1.3 Aanleg en kostenverhaal

De gemeente heeft als beleid dat bij het uitvoeren van een uitweg binnen en buitende de bebouwde kom het werk uitgevoerd dient te worden door de gemeente of door een door de gemeente aangewezen aannemer. De kosten hiervoor worden doorberekend aan de aanvrager. De aanlegkosten (manuren en materiaal) zijn mede afhankelijk van de breedte van een inrit. Bij het aanleggen van een uitweg buiten de bebouwde kom mag het werk eventueel in overleg met de gemeente in eigen beheer worden uitgevoerd. Er is hierbij sprake van maatwerk. Hieraan worden door de gemeente voorwaarden verbonden.

De kosten van het werk zijn volledig voor de melder. Dit geldt tevens voor alle kosten die met de aanleg samenhangen, bijvoorbeeld het aanpassen van groenvakken of kabels en leidingen of het verplaatsen van straatmeubilair of lichtmasten.

Voor het doen van een melding wordt geen leges in rekening gebracht.

1.3.1 Procedurestappen

Na de ontvangst van een melding wordt beoordeeld of hieraan medewerking kan worden verleend. Indien de gemeente instemt met de melding, vraagt de gemeente een offerte aan bij een externe partij voor de aanleg van de uitrit. Deze wordt vervolgens voor akkoord / ondertekening voorgelegd aan de aanvrager. Indien akkoord geeft de gemeente opdracht voor aanleg van de uitweg.

2 Niet-openbare uitwegen

2.1 Inleiding

Er is onderscheid te maken tussen openbare en niet-openbare uitwegen.
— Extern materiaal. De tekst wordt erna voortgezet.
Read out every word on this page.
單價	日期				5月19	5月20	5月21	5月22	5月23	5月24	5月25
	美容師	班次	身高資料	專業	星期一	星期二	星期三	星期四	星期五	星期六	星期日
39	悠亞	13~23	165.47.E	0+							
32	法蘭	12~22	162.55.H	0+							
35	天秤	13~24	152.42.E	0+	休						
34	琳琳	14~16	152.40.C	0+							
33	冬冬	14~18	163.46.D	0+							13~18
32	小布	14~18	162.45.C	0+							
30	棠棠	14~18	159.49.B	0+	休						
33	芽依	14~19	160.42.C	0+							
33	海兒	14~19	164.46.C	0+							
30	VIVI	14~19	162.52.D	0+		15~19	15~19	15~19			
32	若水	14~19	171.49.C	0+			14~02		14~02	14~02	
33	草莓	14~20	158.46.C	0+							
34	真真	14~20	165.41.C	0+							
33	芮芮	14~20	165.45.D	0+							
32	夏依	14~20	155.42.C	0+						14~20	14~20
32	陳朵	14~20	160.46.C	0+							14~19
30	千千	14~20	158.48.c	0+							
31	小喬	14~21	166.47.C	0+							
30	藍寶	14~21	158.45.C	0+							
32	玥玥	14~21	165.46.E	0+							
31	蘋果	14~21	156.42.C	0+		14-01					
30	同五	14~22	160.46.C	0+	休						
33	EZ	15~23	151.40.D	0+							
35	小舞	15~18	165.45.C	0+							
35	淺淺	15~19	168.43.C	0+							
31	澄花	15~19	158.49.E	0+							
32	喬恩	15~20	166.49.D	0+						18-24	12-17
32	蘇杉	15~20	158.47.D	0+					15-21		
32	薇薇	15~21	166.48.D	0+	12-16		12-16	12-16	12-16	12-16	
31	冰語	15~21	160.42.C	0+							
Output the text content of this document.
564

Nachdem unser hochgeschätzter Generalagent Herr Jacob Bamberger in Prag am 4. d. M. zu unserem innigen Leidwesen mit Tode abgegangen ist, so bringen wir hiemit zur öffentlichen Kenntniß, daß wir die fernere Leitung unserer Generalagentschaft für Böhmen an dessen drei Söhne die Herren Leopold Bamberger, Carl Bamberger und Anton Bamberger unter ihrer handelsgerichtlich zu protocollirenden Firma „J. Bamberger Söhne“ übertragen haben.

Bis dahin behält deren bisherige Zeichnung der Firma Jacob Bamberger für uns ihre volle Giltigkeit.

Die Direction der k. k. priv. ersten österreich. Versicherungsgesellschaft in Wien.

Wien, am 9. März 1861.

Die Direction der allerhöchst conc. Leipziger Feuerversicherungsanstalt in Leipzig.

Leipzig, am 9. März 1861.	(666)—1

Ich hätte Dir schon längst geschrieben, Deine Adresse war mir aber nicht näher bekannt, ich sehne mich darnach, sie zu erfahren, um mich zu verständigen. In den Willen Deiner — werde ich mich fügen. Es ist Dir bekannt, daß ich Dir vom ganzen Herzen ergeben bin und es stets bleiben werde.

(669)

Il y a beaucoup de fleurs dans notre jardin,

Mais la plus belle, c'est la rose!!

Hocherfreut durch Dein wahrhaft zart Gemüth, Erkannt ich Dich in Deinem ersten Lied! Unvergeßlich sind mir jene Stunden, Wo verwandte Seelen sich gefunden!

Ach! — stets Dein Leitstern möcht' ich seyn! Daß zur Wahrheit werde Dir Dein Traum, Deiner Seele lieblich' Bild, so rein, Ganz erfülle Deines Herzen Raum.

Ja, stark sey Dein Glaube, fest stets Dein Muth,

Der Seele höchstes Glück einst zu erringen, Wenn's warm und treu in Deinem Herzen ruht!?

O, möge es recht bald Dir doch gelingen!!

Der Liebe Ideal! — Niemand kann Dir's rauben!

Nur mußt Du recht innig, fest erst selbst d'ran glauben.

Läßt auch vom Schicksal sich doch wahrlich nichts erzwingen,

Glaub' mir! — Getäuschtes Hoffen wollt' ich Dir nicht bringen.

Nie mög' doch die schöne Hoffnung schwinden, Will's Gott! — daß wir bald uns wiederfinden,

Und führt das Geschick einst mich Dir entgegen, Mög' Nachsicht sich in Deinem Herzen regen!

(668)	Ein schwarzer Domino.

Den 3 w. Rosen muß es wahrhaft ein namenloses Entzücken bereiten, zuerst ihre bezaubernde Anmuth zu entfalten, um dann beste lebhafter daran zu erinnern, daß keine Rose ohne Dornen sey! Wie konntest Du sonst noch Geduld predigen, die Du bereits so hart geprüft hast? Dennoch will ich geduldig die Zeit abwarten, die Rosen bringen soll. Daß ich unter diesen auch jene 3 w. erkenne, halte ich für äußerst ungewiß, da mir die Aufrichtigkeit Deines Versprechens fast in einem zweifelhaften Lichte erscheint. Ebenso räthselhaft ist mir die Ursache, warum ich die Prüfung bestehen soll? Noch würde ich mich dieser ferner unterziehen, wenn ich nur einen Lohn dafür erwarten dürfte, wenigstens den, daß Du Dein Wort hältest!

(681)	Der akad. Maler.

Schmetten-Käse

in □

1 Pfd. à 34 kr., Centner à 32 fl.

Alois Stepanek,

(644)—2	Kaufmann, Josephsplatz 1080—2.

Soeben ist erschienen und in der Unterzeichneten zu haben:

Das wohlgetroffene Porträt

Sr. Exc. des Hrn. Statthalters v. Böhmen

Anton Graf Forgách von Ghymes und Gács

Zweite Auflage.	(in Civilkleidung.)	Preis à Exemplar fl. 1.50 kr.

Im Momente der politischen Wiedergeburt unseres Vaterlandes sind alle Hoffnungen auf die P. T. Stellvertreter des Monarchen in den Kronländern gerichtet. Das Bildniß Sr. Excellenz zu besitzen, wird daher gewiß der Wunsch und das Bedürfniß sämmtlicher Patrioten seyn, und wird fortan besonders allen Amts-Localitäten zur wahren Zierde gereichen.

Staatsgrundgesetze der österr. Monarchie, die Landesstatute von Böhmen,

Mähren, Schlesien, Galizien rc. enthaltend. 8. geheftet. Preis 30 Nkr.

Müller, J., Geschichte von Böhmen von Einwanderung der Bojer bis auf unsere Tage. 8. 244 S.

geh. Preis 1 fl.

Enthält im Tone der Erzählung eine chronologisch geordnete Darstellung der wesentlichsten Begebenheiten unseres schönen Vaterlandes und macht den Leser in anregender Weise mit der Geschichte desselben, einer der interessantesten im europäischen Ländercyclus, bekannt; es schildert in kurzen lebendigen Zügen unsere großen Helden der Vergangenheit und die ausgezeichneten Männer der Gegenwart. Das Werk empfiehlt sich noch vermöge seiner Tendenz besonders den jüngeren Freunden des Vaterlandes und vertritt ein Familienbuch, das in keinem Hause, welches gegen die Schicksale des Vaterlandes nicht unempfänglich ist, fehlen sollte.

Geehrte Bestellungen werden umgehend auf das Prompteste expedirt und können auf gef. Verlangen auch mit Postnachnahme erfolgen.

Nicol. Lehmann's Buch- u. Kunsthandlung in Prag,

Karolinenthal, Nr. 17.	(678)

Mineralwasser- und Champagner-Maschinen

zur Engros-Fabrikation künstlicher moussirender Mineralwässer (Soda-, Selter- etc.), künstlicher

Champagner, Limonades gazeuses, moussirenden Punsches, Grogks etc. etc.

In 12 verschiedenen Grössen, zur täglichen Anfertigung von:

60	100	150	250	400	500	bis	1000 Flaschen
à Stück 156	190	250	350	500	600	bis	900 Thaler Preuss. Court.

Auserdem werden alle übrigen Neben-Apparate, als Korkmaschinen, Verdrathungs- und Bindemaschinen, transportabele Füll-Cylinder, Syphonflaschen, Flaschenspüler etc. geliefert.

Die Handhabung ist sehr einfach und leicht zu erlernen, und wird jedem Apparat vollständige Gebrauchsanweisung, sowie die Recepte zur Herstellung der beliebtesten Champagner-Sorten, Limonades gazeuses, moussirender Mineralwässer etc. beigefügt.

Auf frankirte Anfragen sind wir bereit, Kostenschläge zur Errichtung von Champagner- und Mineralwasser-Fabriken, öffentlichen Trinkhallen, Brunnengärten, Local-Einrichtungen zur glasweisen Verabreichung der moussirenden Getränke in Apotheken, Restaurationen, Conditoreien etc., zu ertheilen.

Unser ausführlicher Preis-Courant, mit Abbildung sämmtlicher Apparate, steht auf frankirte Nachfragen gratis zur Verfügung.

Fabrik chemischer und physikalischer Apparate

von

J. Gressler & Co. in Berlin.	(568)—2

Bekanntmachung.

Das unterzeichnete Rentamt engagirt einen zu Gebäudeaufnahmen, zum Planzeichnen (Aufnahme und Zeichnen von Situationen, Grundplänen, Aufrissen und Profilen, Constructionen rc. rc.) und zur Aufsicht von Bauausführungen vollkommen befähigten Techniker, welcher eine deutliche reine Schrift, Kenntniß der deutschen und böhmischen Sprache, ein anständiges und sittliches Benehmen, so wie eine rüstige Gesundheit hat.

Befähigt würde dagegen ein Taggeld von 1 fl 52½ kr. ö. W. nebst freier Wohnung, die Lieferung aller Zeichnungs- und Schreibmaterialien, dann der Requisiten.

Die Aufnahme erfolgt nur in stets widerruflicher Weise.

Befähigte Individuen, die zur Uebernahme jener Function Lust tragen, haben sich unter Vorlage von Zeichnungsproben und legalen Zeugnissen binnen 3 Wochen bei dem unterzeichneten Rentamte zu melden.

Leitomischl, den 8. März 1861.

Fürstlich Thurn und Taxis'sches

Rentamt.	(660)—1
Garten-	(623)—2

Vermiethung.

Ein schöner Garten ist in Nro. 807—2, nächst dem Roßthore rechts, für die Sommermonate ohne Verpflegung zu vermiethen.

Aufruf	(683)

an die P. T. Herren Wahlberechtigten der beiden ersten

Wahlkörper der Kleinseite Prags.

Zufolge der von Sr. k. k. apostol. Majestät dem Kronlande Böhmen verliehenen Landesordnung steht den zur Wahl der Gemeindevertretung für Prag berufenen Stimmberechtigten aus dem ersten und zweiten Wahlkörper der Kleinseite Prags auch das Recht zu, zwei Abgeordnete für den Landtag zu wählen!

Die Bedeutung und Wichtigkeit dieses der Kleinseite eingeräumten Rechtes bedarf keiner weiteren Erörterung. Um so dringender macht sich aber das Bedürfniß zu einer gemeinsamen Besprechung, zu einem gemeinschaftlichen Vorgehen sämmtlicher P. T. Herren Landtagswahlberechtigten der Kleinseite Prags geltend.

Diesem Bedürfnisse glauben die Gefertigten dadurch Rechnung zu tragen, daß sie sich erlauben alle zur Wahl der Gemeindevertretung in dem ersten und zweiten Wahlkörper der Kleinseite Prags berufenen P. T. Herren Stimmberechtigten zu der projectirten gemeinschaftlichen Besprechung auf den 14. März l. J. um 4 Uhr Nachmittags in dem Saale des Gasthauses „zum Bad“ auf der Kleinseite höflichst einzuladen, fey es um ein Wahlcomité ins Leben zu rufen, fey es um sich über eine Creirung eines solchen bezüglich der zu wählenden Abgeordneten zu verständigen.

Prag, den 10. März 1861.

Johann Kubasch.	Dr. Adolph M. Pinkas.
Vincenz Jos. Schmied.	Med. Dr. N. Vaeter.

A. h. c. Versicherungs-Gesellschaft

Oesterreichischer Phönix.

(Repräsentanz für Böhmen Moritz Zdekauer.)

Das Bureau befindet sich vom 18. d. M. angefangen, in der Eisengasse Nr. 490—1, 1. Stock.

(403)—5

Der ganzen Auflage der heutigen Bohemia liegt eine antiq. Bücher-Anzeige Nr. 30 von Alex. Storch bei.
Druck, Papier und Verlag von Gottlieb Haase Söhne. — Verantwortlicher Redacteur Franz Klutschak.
Dit beleid ziet toe op de niet-openbare uitwegen. Openbare uitritten hebben betrekking op in-/uitritconstructies op kruispunten van wegen, waarbij een weg van lagere orde aansluit op een andere weg van hogere orde. Denk bijvoorbeeld aan de aansluiting van een 30 km/uur weg of –zone op een 50 km/uur weg of de aansluiting van een openbaar parkeerterrein op de openbare weg.

De uitwegbepalingen in de VFL zien toe op de aanleg van niet-openbare uitwegen. Hiervoor moet een melding worden ingediend bij de gemeente.

2.1.1 Definitie niet-openbare uitwegen

Onder niet-openbare uitwegen worden verstaan:

Aansluitingen van een privéterrein op een voor het openbaar verkeer openstaande weg door middel van een in-/uitritconstructie. Voorbeelden van privéterreinen zijn:

  • particulier erf (woning);

  • bedrijfsterrein;

  • privé parkeerplaatsen (zoals garageboxen);

  • agrarische percelen;

  • parkeerterrein.

2.1.2 Definitie openbare parkeerplaats

Onder een openbare parkeerplaats wordt verstaan:

Een in openbaar gebied voor een ieder (feitelijk) toegankelijke parkeerplaats. Deze hoeft niet speciaal door middel van markeringen op het wegdek te zijn aangegeven. Een plaats buiten een gemarkeerde parkeerplaats, die zich op een rijbaan van de weg bevindt waar het niet verboden is om te parkeren, is ook als een openbare parkeerplaats te beschouwen.

2.2 Uitweg verboden

In de VFL zijn vier redenen benoemd waardoor het maken of veranderen van de uitweg kan worden verboden:

  • 1.

    indien daardoor het verkeer op de weg in gevaar wordt gebracht;

  • 2.

    indien dat zonder noodzaak ten koste gaat van een openbare parkeerplaats;

  • 3.

    indien het openbaar groen daardoor op onaanvaardbare wijze wordt aangetast;

  • 4.

    indien er sprake is van een uitweg van een perceel dat al door een andere uitweg wordt ontsloten, en de aanleg van deze tweede uitweg ten koste gaat van een openbare parkeerplaats.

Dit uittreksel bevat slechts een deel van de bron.